M. N. : Normalement, dans une entreprise, on n’a pas le droit de divulguer de telles informations. Mais mon client pensait que c’est dans l’intérêt général des citoyens européens de détenir ces informations, puisque ces informations pouvaient provoquer des contrôles fiscaux grâce auxquels des centaines de millions d’euros ont été récupérés - par l’Etat français notamment.
On ira jusqu’à devant la Cour européenne des droits de l’homme pour que les lanceurs d’alerte soient protégés
RT : Etait-il conscient des conséquences de sa démarche ?
M. N. : Non, il a d’abord pensé à son objectif et au fait d’aider l’Etat français dont il dépend. Ensuite, seulement, il s’est rendu compte des conséquences pour lui-même, à savoir une peine d’emprisonnement.
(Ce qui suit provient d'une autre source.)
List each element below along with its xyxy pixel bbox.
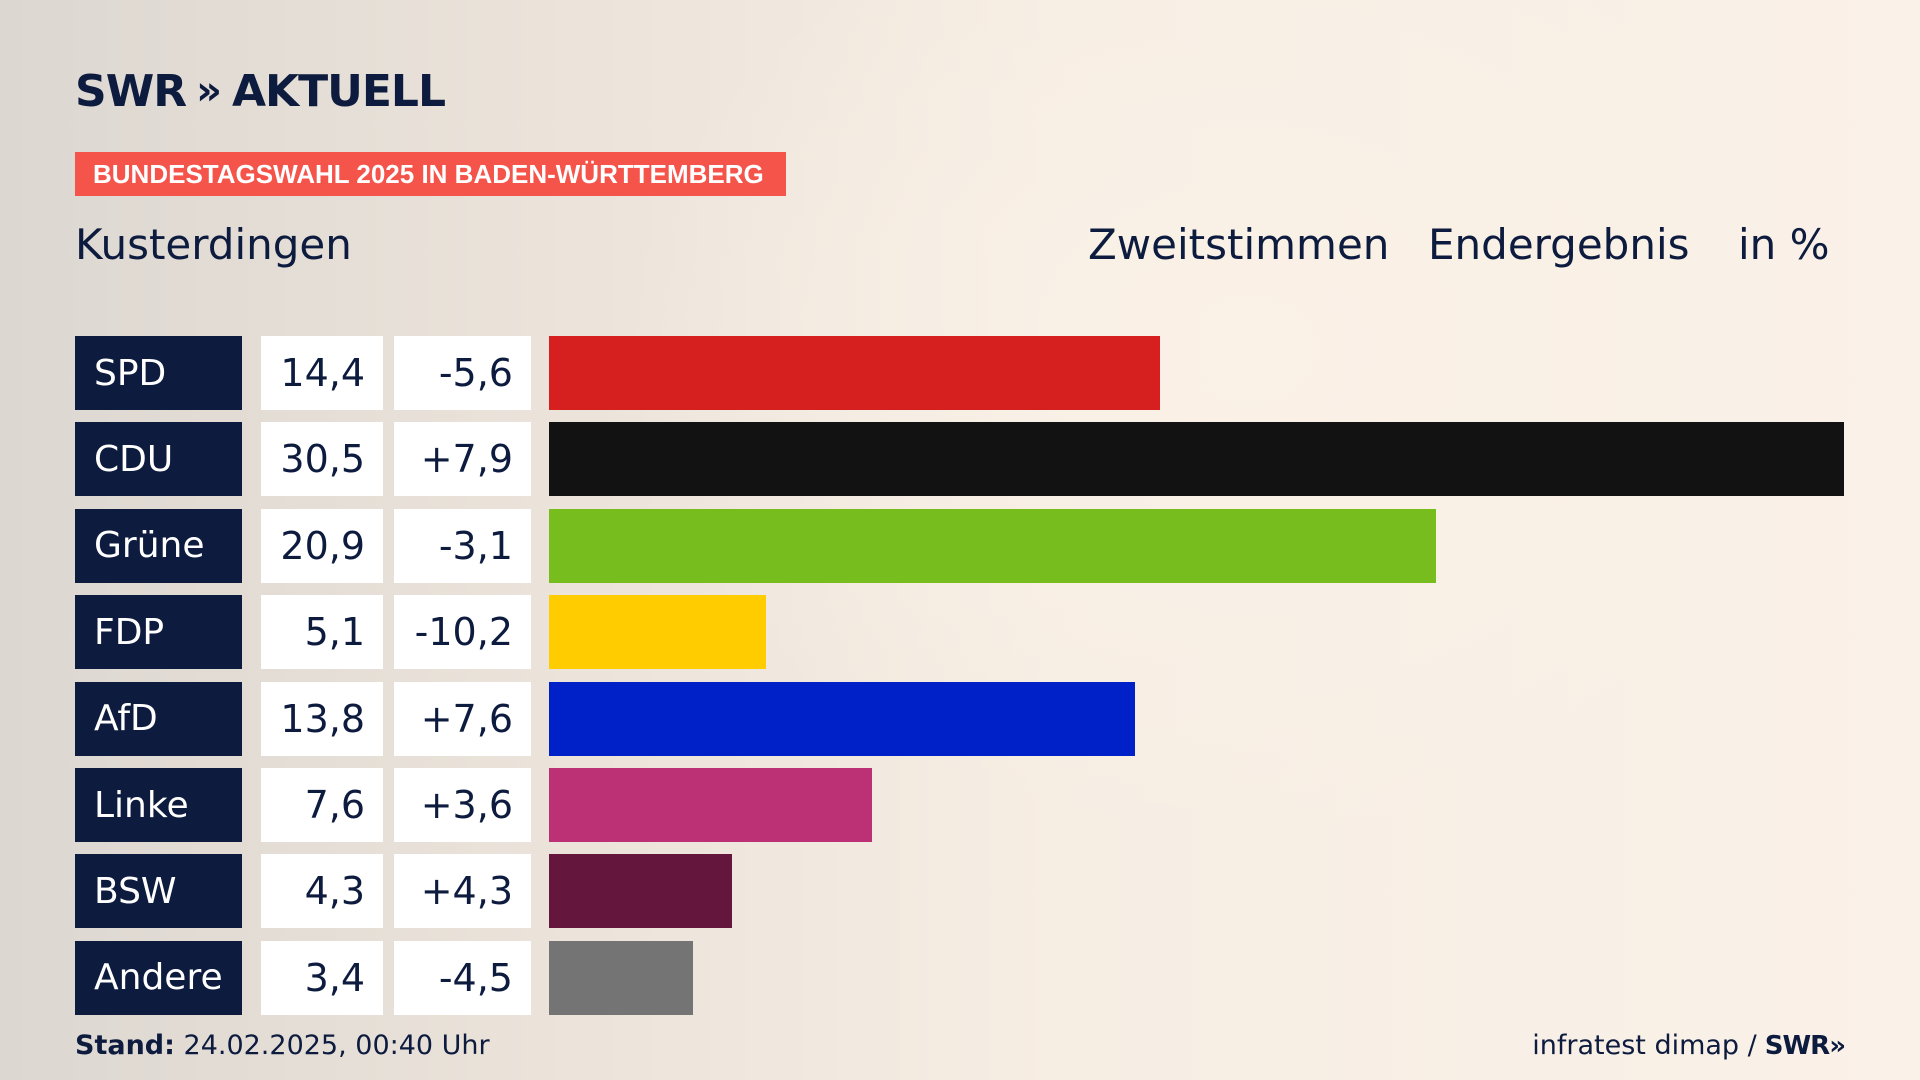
party-value: 7,6 [261,768,383,842]
party-diff: -10,2 [394,595,531,670]
party-label: BSW [75,854,242,929]
party-bar [549,940,693,1015]
party-diff: +3,6 [394,768,531,842]
source-text: infratest dimap / [1532,1030,1757,1061]
party-label: Linke [75,768,242,842]
party-diff: -3,1 [394,508,531,583]
party-value: 5,1 [261,595,383,670]
party-bar [549,768,872,842]
party-value: 30,5 [261,422,383,497]
party-bar [549,422,1844,497]
party-value: 13,8 [261,681,383,756]
party-label: Andere [75,940,242,1015]
footer-source: infratest dimap / SWR» [1532,1030,1846,1061]
stand-value: 24.02.2025, 00:40 Uhr [183,1030,490,1061]
party-value: 14,4 [261,336,383,410]
party-label: AfD [75,681,242,756]
logo-product: AKTUELL [231,65,446,117]
party-diff: -5,6 [394,336,531,410]
party-bar [549,508,1436,583]
party-bar [549,336,1160,410]
source-brand-logo: SWR» [1764,1030,1846,1061]
logo-chevrons: » [196,68,222,114]
header-status: Endergebnis [1428,220,1690,269]
party-diff: -4,5 [394,940,531,1015]
stand-label: Stand: [75,1030,175,1061]
election-tag: BUNDESTAGSWAHL 2025 IN BADEN-WÜRTTEMBERG [75,152,786,196]
party-value: 20,9 [261,508,383,583]
party-diff: +4,3 [394,854,531,929]
footer-stand: Stand: 24.02.2025, 00:40 Uhr [75,1030,490,1061]
swr-aktuell-logo: SWR » AKTUELL [75,65,446,117]
party-diff: +7,6 [394,681,531,756]
party-bar [549,854,732,929]
party-bar [549,595,766,670]
party-label: Grüne [75,508,242,583]
party-value: 4,3 [261,854,383,929]
party-value: 3,4 [261,940,383,1015]
party-label: SPD [75,336,242,410]
place-title: Kusterdingen [75,220,352,269]
party-diff: +7,9 [394,422,531,497]
party-bar [549,681,1135,756]
party-label: FDP [75,595,242,670]
header-unit: in % [1738,220,1830,269]
logo-brand: SWR [75,65,187,117]
source-chevrons: » [1829,1030,1846,1061]
header-vote: Zweitstimmen [1088,220,1390,269]
source-brand: SWR [1764,1030,1830,1061]
party-label: CDU [75,422,242,497]
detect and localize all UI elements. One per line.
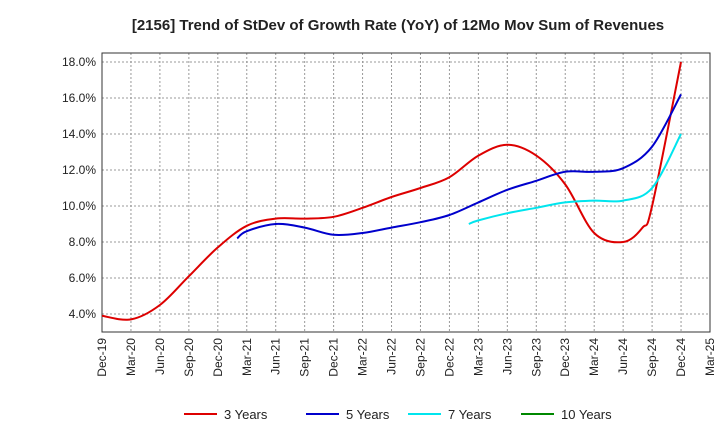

Il considérait que l’intérêt de la nation, l’intérêt des citoyens européens était supérieur à son propre intérêt personnel, et qu’il était prêt à prendre ce risque.
Le tribunal luxembourgeois a reconnu que mon client était un véritable lanceur d’alerte, cette reconnaissance d’un statut est très importante pour lui. Grâce à cette décision on va aller en appel et, s’il le faut, on ira jusqu’à devant la Cour européenne des droits de l’homme pour que les lanceurs d’alerte soient protégés, parce que leur action sert à l’intérêt général et pas à leur propre intérêt privé. A ce titre ils doivent donc être protégés par l’Europe pour avoir accompli une mission d’intérêt général.
La loi luxembourgeoise et les directives européennes ne protègent pas de façon claire le lanceur d’alerte
RT : Pourquoi pensez-vous que ce type de situations est possible en Europe moderne ?
M. N. : Parce que pour l’instant les textes européens, la loi luxembourgeoise et les directives européennes ne protègent pas de façon claire le lanceur d’alerte. Il y a seulement des personnes de certaines catégories qui sont protégées, si vous faites des révélations sur l’environnement ou sur la santé publique, comme le scandale des médiateurs, là vous êtes protégé, mais si vous sortez par exemple des accords fiscaux ou tout ce qui touche à la finance internationale, pour l’instant vous n’êtes pas protégé, parce que les textes ne vous protègent pas clairement. C’est pour ça qu’on a eu rendez-vous cet après-midi avec des députés européens, pour essayer de faire des modifications sur les directives européennes pour que tous les lanceurs d’alerte soient protégés.
Maintenant, on a un problème avec l’Etat français
RT : Quelle est l'attitude de Monsieur Halet envers le verdict du tribunal ?
M. N. : D’une part il est content, parce que pour la première fois le tribunal luxembourgeois a reconnu qu’il était bien un lanceur d’alerte et qu’il avait fait ça pour servir l’intérêt général. D’un autre côté il a décidé de poursuivre son combat, parce qu’il considère que c’est contradictoire de dire qu’il a servi l’intérêt général et de recevoir une peine. Il a reçu en fait neuf mois d’emprisonnement et monsieur Deltour a reçu 12 mois d’emprisonnement.
Beaucoup de journalistes et de personnalités politiques lui ont apporté leur soutien. Maintenant on a un problème avec l’Etat français, car il indique dans cette déclaration qu’il va aider monsieur Halet, mais il n’a reçu strictement aucune aide financière. Il se bat depuis plusieurs années, et ça commence à devenir vraiment difficile pour lui financièrement. Donc il a lancé un appel à soutien pour avoir cette aide-là.